CLR : l’exclusion de Nicole Assélé retoquée par le Ministère de l’intérieur

Saisi en date du 1er mars 2022 visiblement pour acter la décision n° 0003/PF/CLR/2022 portant exclusion définitive du Centre des libéraux réformateurs (CLR, majorité) du  Dr Nicole Assélé de son prestigieux poste de Délégué général du parti, le Ministère de l’intérieur, institution compétente en la matière, a retoqué formellement cette décision qui selon lui ne cadre pas avec les dispositions statutaires de la dite formation politique fondée par Jean Boniface Assélé, auteur de la supposée exclusion.

« Après examen, il ressort que l’organe décisionnel saisi pour entériner cette décision, tout comme l’instance disciplinaire chargée de conduire la procédure qui a abouti à l’exclusion du Délégué General, se situent  en marge des dispositions statutaires, les décisions d’exclusion étant dévolues à deux principaux organes, le conseil de discipline et le conseil politique, (…) ce qui conséquemment  ne permet pas au Ministère de l’intérieur  de prendre acte de votre décision dans la forme actuelle»,  a fait savoir le Ministre de l’Intérieur Lambert-Noël Matha dans un courrier daté du 14 avril 2022.

La  décision  de radier Nicole Assélé  est vraisemblablement en violation flagrante des statuts et règlement intérieur  du CLR. L’article 77  alinéa 2 des statuts du congrès extraordinaire de ce parti organisé le 14  septembre 2019 dispose que : « le Conseil politique du parti est le seul compètent pour prononcer l’exclusion ou la réinsertion d’un membre du parti».

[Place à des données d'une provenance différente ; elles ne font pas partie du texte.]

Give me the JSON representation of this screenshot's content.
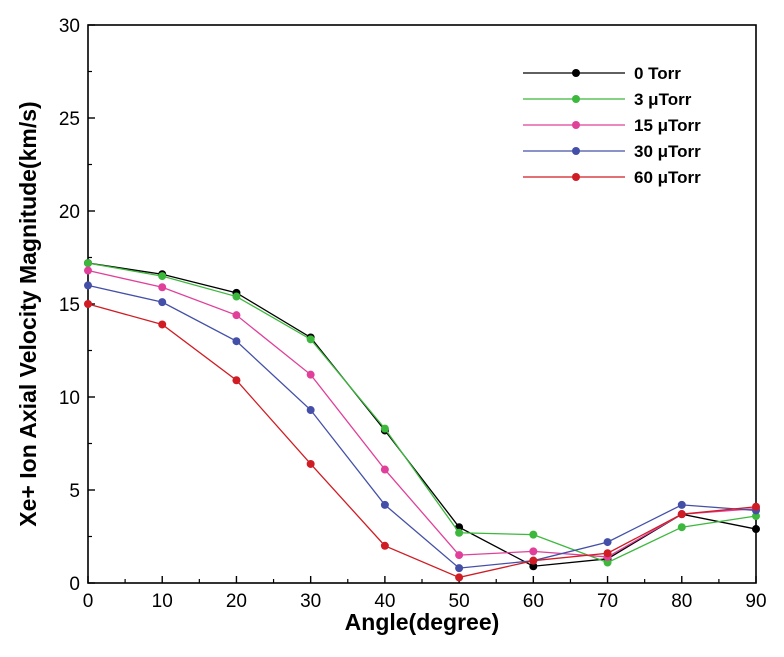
{
  "chart_data": {
    "type": "line",
    "title": "",
    "xlabel": "Angle(degree)",
    "ylabel": "Xe+ Ion Axial Velocity Magnitude(km/s)",
    "xlim": [
      0,
      90
    ],
    "ylim": [
      0,
      30
    ],
    "x_ticks": [
      "0",
      "10",
      "20",
      "30",
      "40",
      "50",
      "60",
      "70",
      "80",
      "90"
    ],
    "y_ticks": [
      "0",
      "5",
      "10",
      "15",
      "20",
      "25",
      "30"
    ],
    "grid": false,
    "legend_position": "top-right",
    "x": [
      0,
      10,
      20,
      30,
      40,
      50,
      60,
      70,
      80,
      90
    ],
    "series": [
      {
        "name": "0 Torr",
        "color": "#000000",
        "values": [
          17.2,
          16.6,
          15.6,
          13.2,
          8.2,
          3.0,
          0.9,
          1.3,
          3.7,
          2.9
        ]
      },
      {
        "name": "3 μTorr",
        "color": "#3cb83c",
        "values": [
          17.2,
          16.5,
          15.4,
          13.1,
          8.3,
          2.7,
          2.6,
          1.1,
          3.0,
          3.6
        ]
      },
      {
        "name": "15 μTorr",
        "color": "#e0409a",
        "values": [
          16.8,
          15.9,
          14.4,
          11.2,
          6.1,
          1.5,
          1.7,
          1.4,
          3.7,
          4.0
        ]
      },
      {
        "name": "30 μTorr",
        "color": "#4450a8",
        "values": [
          16.0,
          15.1,
          13.0,
          9.3,
          4.2,
          0.8,
          1.2,
          2.2,
          4.2,
          3.9
        ]
      },
      {
        "name": "60 μTorr",
        "color": "#d01c24",
        "values": [
          15.0,
          13.9,
          10.9,
          6.4,
          2.0,
          0.3,
          1.2,
          1.6,
          3.7,
          4.1
        ]
      }
    ]
  }
}
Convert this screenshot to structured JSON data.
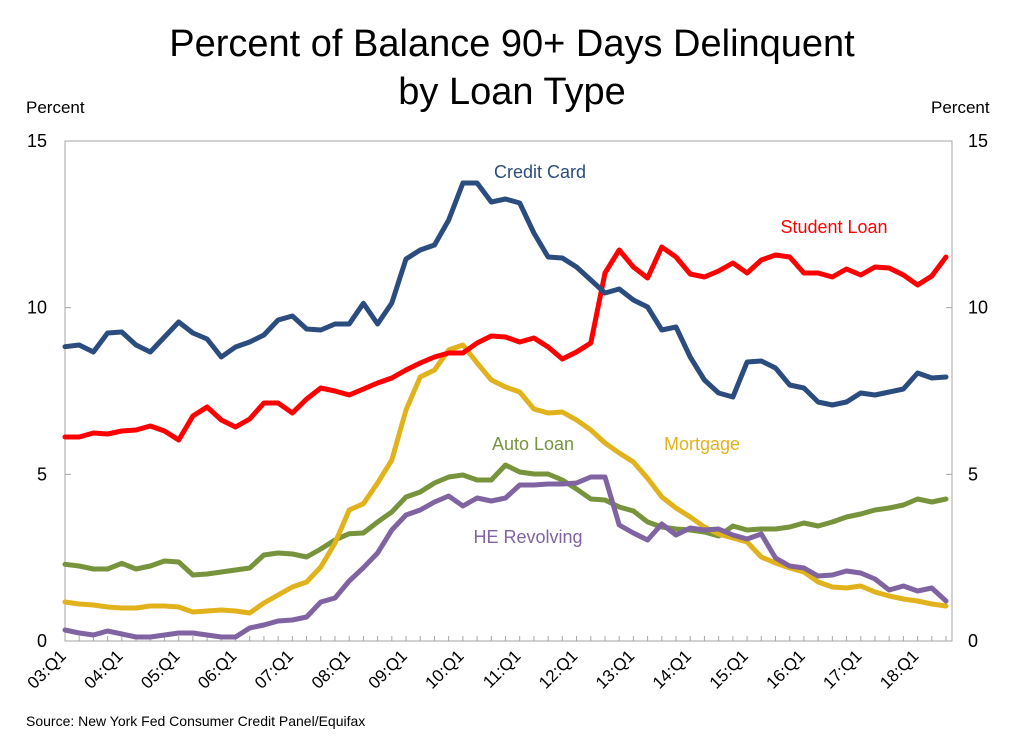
{
  "chart_data": {
    "type": "line",
    "title": "Percent of Balance 90+ Days Delinquent",
    "subtitle": "by Loan Type",
    "ylabel_left": "Percent",
    "ylabel_right": "Percent",
    "xlabel": "",
    "ylim": [
      0,
      15
    ],
    "yticks": [
      0,
      5,
      10,
      15
    ],
    "ytick_labels": [
      "0",
      "5",
      "10",
      "15"
    ],
    "grid": false,
    "x_tick_labels": [
      "03:Q1",
      "04:Q1",
      "05:Q1",
      "06:Q1",
      "07:Q1",
      "08:Q1",
      "09:Q1",
      "10:Q1",
      "11:Q1",
      "12:Q1",
      "13:Q1",
      "14:Q1",
      "15:Q1",
      "16:Q1",
      "17:Q1",
      "18:Q1"
    ],
    "x_quarters_count": 63,
    "x_start": "03:Q1",
    "x_end": "18:Q3",
    "source": "Source: New York Fed Consumer Credit Panel/Equifax",
    "series": [
      {
        "name": "Credit Card",
        "color": "#2B4C7E",
        "values": [
          8.83,
          8.88,
          8.67,
          9.24,
          9.27,
          8.88,
          8.67,
          9.12,
          9.57,
          9.24,
          9.06,
          8.52,
          8.82,
          8.97,
          9.18,
          9.63,
          9.75,
          9.36,
          9.33,
          9.51,
          9.51,
          10.13,
          9.51,
          10.14,
          11.46,
          11.73,
          11.88,
          12.63,
          13.74,
          13.74,
          13.17,
          13.26,
          13.14,
          12.24,
          11.52,
          11.49,
          11.22,
          10.83,
          10.44,
          10.56,
          10.23,
          10.02,
          9.33,
          9.42,
          8.52,
          7.83,
          7.44,
          7.32,
          8.37,
          8.4,
          8.19,
          7.68,
          7.59,
          7.17,
          7.08,
          7.17,
          7.44,
          7.38,
          7.47,
          7.56,
          8.04,
          7.89,
          7.92
        ]
      },
      {
        "name": "Student Loan",
        "color": "#FF0000",
        "values": [
          6.12,
          6.12,
          6.24,
          6.21,
          6.3,
          6.33,
          6.45,
          6.3,
          6.03,
          6.75,
          7.02,
          6.63,
          6.42,
          6.66,
          7.14,
          7.14,
          6.84,
          7.26,
          7.59,
          7.5,
          7.38,
          7.56,
          7.74,
          7.89,
          8.13,
          8.34,
          8.52,
          8.64,
          8.64,
          8.94,
          9.15,
          9.12,
          8.97,
          9.09,
          8.82,
          8.46,
          8.67,
          8.94,
          11.04,
          11.73,
          11.22,
          10.89,
          11.82,
          11.52,
          11.01,
          10.92,
          11.1,
          11.34,
          11.04,
          11.43,
          11.58,
          11.52,
          11.04,
          11.04,
          10.92,
          11.16,
          10.98,
          11.22,
          11.19,
          10.98,
          10.68,
          10.95,
          11.52
        ]
      },
      {
        "name": "Auto Loan",
        "color": "#77933C",
        "values": [
          2.3,
          2.25,
          2.16,
          2.16,
          2.33,
          2.16,
          2.25,
          2.4,
          2.37,
          1.98,
          2.01,
          2.07,
          2.13,
          2.19,
          2.58,
          2.64,
          2.61,
          2.52,
          2.76,
          3.03,
          3.22,
          3.24,
          3.57,
          3.87,
          4.32,
          4.47,
          4.74,
          4.92,
          4.98,
          4.83,
          4.83,
          5.28,
          5.07,
          5.01,
          5.01,
          4.83,
          4.56,
          4.26,
          4.23,
          4.02,
          3.9,
          3.57,
          3.42,
          3.36,
          3.33,
          3.27,
          3.15,
          3.45,
          3.33,
          3.36,
          3.36,
          3.42,
          3.54,
          3.45,
          3.57,
          3.72,
          3.81,
          3.93,
          3.99,
          4.08,
          4.26,
          4.17,
          4.26
        ]
      },
      {
        "name": "Mortgage",
        "color": "#E2B21C",
        "values": [
          1.17,
          1.11,
          1.08,
          1.02,
          0.99,
          0.99,
          1.05,
          1.05,
          1.02,
          0.87,
          0.9,
          0.93,
          0.9,
          0.84,
          1.14,
          1.38,
          1.62,
          1.77,
          2.22,
          2.94,
          3.93,
          4.12,
          4.74,
          5.43,
          6.93,
          7.92,
          8.13,
          8.73,
          8.88,
          8.34,
          7.83,
          7.62,
          7.47,
          6.96,
          6.84,
          6.87,
          6.63,
          6.33,
          5.94,
          5.64,
          5.37,
          4.88,
          4.32,
          3.99,
          3.72,
          3.42,
          3.21,
          3.09,
          2.97,
          2.52,
          2.34,
          2.19,
          2.07,
          1.77,
          1.62,
          1.59,
          1.65,
          1.47,
          1.35,
          1.26,
          1.2,
          1.11,
          1.05
        ]
      },
      {
        "name": "HE Revolving",
        "color": "#8064A2",
        "values": [
          0.33,
          0.24,
          0.18,
          0.3,
          0.21,
          0.12,
          0.12,
          0.18,
          0.24,
          0.24,
          0.18,
          0.12,
          0.12,
          0.39,
          0.48,
          0.6,
          0.63,
          0.72,
          1.17,
          1.29,
          1.8,
          2.2,
          2.64,
          3.33,
          3.78,
          3.93,
          4.17,
          4.35,
          4.05,
          4.29,
          4.2,
          4.29,
          4.68,
          4.68,
          4.71,
          4.71,
          4.74,
          4.92,
          4.92,
          3.48,
          3.24,
          3.03,
          3.51,
          3.18,
          3.39,
          3.33,
          3.36,
          3.18,
          3.06,
          3.21,
          2.49,
          2.25,
          2.19,
          1.95,
          1.98,
          2.1,
          2.04,
          1.86,
          1.53,
          1.65,
          1.5,
          1.59,
          1.2
        ]
      }
    ],
    "annotations": [
      {
        "text": "Credit Card",
        "series": "Credit Card"
      },
      {
        "text": "Student Loan",
        "series": "Student Loan"
      },
      {
        "text": "Auto Loan",
        "series": "Auto Loan"
      },
      {
        "text": "Mortgage",
        "series": "Mortgage"
      },
      {
        "text": "HE Revolving",
        "series": "HE Revolving"
      }
    ]
  }
}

Ledit conseil est composé du « président du conseil, du vice-président, du Délégué général et ses adjoints, des coordinateurs provinciaux, des Délégations départementales et coordinations communales, des Délégations des Districts, des Délégations d’arrondissements ou de canton, des membres de droit, des membres choisis ». Or, tout ceci n’a pas été respecté, d’où la décision du Ministère de l’intérieur.

Dans cette décision de radiation définitive des effectifs du CLR, « tonton associé » reproche à sa fille de « mettre en mal l’unité et l’intégrité du parti, la propension à contester les décisions du chef du parti, la rétention des documents administratifs, la tenue des réunions interdites par le chef du parti, l’encouragement passif et actif des actes d’insubordination et injurieux de ses collaborateurs à l’endroit du chef du parti ».

Contestant ces griefs, Dr Nicole Assélé avait  accusé sans détour quelques jours après le président fondateur du CLR, « d’alimenter depuis mon élection à la tête  de l’Exécutif du parti, les intrigues et de mener toutes sortes de manœuvres subversives dans le but de m’empêcher de déployer les activités et stratégies utiles au rayonnement du CLR ».

Elle avait également promis saisir les instances compétentes pour trancher cette affaire qui présage déjà un bicéphalisme du parti dirigé par le père et la fille.

Sydney IVEMBI


One thought on “CLR : l’exclusion de Nicole Assélé retoquée par le Ministère de l’intérieur

  1. « Tonton Associé », pourquoi cet acharnement sempiternel contre la fille de son père?
    Puisqu’il s’agit du » rayonnement du Parti », acceptez que « tel père(soit) telle fille » .
    La voix du Nganga CLR est claire et formelle: plutôt que l’exclusion de la fille, il vaut mieux la retraite du père. Qui dit mieux?